Protection of personal data

ASSA ABLOY Opening Solutions Sweden has taken appropriate technical and organizational measures to protect your personal data and to prevent your personal data from being used for illegal purposes or being disclosed to unauthorized persons.

Our employees, and our data processors and sub processors are obligated to follow our internal guidelines for data protection.

Who and where is your personal data transferred to?

We may transfer your personal data for the purposes set out above:

To other companies within the ASSA ABLOY group
To suppliers that provides services within market research
When required by law; and/or
To a buyer or a potential future buyer of our business.

Processors

ASSA ABLOY Opening Solutions Sweden may in some cases use processors who provide services for us, e.g. IT services and security solutions. In these cases, we undertake to have personal data processor agreements with all processors and that these processors comply with the Data Protection Regulation (GDPR).

Third country

ASSA ABLOY Group has companies located in countries outside the EU/EEA. As in some cases these countries have a lower level of protection than that within EU/EEA, when transferring personal data to countries outside the EU/EEA we use standard contractual clauses approved by the European Commission to ensure a sufficient level of protection for your personal data. These Standard Contractual Clauses can be found via the following link: https://ec.europa.eu/justice/data-protection/international-transfers/transfer/index_en.htm

Your rights

In relation to the personal data that we hold about you, you have the right to:

Request a copy of your personal data from our records;
Ask that we correct or erase your personal data (though this may mean that we cannot process requests or orders, or that your account expires);
Ask us to stop processing your personal data (for example as regards the use of the data to improve our website), or restrict how we process it (for example if you deem the data to be incorrect);
Request the personal data used to provide you with information you requested, process an order, or manage your account or our relationship in a machine readable format, which you are entitled to transfer to another data controller; and
Withdraw your consent to us processing your data for marketing purposes at any time.
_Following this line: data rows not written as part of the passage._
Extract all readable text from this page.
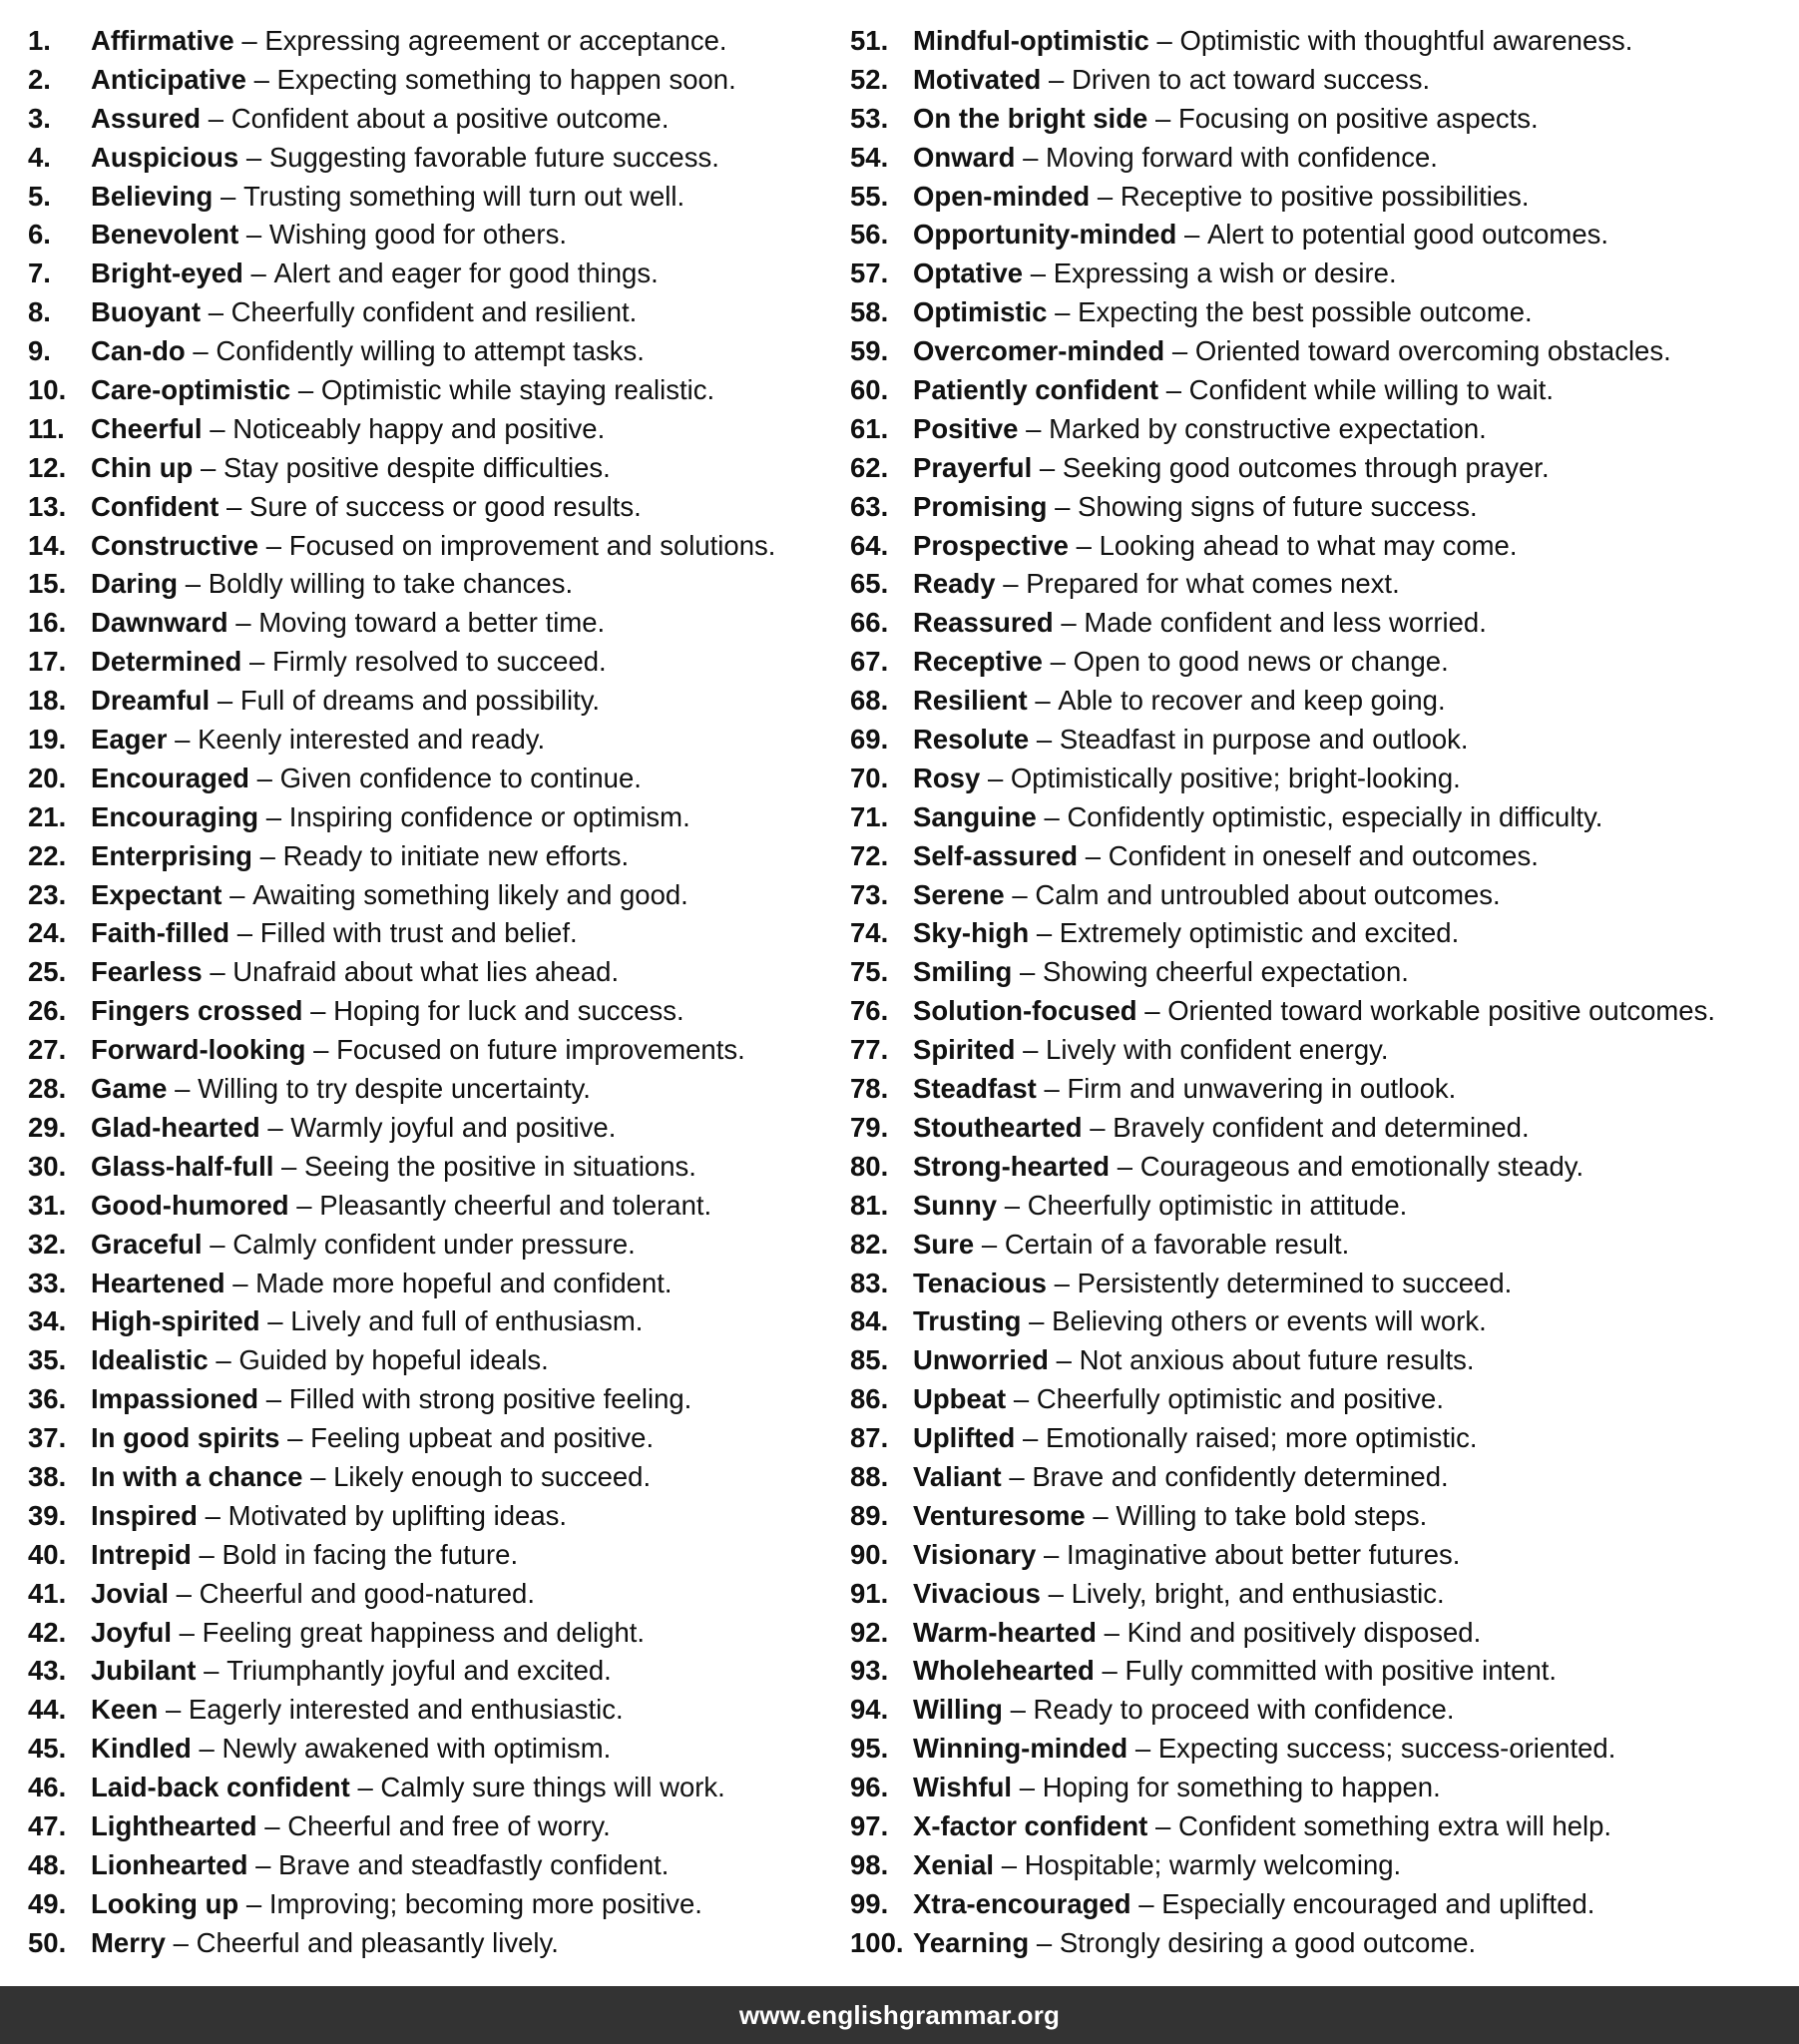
1.	Affirmative – Expressing agreement or acceptance.
2.	Anticipative – Expecting something to happen soon.
3.	Assured – Confident about a positive outcome.
4.	Auspicious – Suggesting favorable future success.
5.	Believing – Trusting something will turn out well.
6.	Benevolent – Wishing good for others.
7.	Bright-eyed – Alert and eager for good things.
8.	Buoyant – Cheerfully confident and resilient.
9.	Can-do – Confidently willing to attempt tasks.
10. Care-optimistic – Optimistic while staying realistic.
11. Cheerful – Noticeably happy and positive.
12. Chin up – Stay positive despite difficulties.
13. Confident – Sure of success or good results.
14. Constructive – Focused on improvement and solutions.
15. Daring – Boldly willing to take chances.
16. Dawnward – Moving toward a better time.
17. Determined – Firmly resolved to succeed.
18. Dreamful – Full of dreams and possibility.
19. Eager – Keenly interested and ready.
20. Encouraged – Given confidence to continue.
21. Encouraging – Inspiring confidence or optimism.
22. Enterprising – Ready to initiate new efforts.
23. Expectant – Awaiting something likely and good.
24. Faith-filled – Filled with trust and belief.
25. Fearless – Unafraid about what lies ahead.
26. Fingers crossed – Hoping for luck and success.
27. Forward-looking – Focused on future improvements.
28. Game – Willing to try despite uncertainty.
29. Glad-hearted – Warmly joyful and positive.
30. Glass-half-full – Seeing the positive in situations.
31. Good-humored – Pleasantly cheerful and tolerant.
32. Graceful – Calmly confident under pressure.
33. Heartened – Made more hopeful and confident.
34. High-spirited – Lively and full of enthusiasm.
35. Idealistic – Guided by hopeful ideals.
36. Impassioned – Filled with strong positive feeling.
37. In good spirits – Feeling upbeat and positive.
38. In with a chance – Likely enough to succeed.
39. Inspired – Motivated by uplifting ideas.
40. Intrepid – Bold in facing the future.
41. Jovial – Cheerful and good-natured.
42. Joyful – Feeling great happiness and delight.
43. Jubilant – Triumphantly joyful and excited.
44. Keen – Eagerly interested and enthusiastic.
45. Kindled – Newly awakened with optimism.
46. Laid-back confident – Calmly sure things will work.
47. Lighthearted – Cheerful and free of worry.
48. Lionhearted – Brave and steadfastly confident.
49. Looking up – Improving; becoming more positive.
50. Merry – Cheerful and pleasantly lively.
51. Mindful-optimistic – Optimistic with thoughtful awareness.
52. Motivated – Driven to act toward success.
53. On the bright side – Focusing on positive aspects.
54. Onward – Moving forward with confidence.
55. Open-minded – Receptive to positive possibilities.
56. Opportunity-minded – Alert to potential good outcomes.
57. Optative – Expressing a wish or desire.
58. Optimistic – Expecting the best possible outcome.
59. Overcomer-minded – Oriented toward overcoming obstacles.
60. Patiently confident – Confident while willing to wait.
61. Positive – Marked by constructive expectation.
62. Prayerful – Seeking good outcomes through prayer.
63. Promising – Showing signs of future success.
64. Prospective – Looking ahead to what may come.
65. Ready – Prepared for what comes next.
66. Reassured – Made confident and less worried.
67. Receptive – Open to good news or change.
68. Resilient – Able to recover and keep going.
69. Resolute – Steadfast in purpose and outlook.
70. Rosy – Optimistically positive; bright-looking.
71. Sanguine – Confidently optimistic, especially in difficulty.
72. Self-assured – Confident in oneself and outcomes.
73. Serene – Calm and untroubled about outcomes.
74. Sky-high – Extremely optimistic and excited.
75. Smiling – Showing cheerful expectation.
76. Solution-focused – Oriented toward workable positive outcomes.
77. Spirited – Lively with confident energy.
78. Steadfast – Firm and unwavering in outlook.
79. Stouthearted – Bravely confident and determined.
80. Strong-hearted – Courageous and emotionally steady.
81. Sunny – Cheerfully optimistic in attitude.
82. Sure – Certain of a favorable result.
83. Tenacious – Persistently determined to succeed.
84. Trusting – Believing others or events will work.
85. Unworried – Not anxious about future results.
86. Upbeat – Cheerfully optimistic and positive.
87. Uplifted – Emotionally raised; more optimistic.
88. Valiant – Brave and confidently determined.
89. Venturesome – Willing to take bold steps.
90. Visionary – Imaginative about better futures.
91. Vivacious – Lively, bright, and enthusiastic.
92. Warm-hearted – Kind and positively disposed.
93. Wholehearted – Fully committed with positive intent.
94. Willing – Ready to proceed with confidence.
95. Winning-minded – Expecting success; success-oriented.
96. Wishful – Hoping for something to happen.
97. X-factor confident – Confident something extra will help.
98. Xenial – Hospitable; warmly welcoming.
99. Xtra-encouraged – Especially encouraged and uplifted.
100. Yearning – Strongly desiring a good outcome.
www.englishgrammar.org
We may not accept a request to erase your personal data where we require it to comply with a legal obligation or in relation to a legal claim.

Requests to exercise your rights should be addressed to "Att: ASSA ABLOY DPM” on our contact page.

If you have a complaint regarding our processing of your personal data you are entitled to report this to relevant supervisory authority or to the supervisory authority where you live or work if different.

How can we make changes to this privacy notice?

We may update this privacy notice from time to time in response to changing legal, regulatory or operational requirements. When we make changes that are not just linguistic or editorial, you will get clear information about the changes.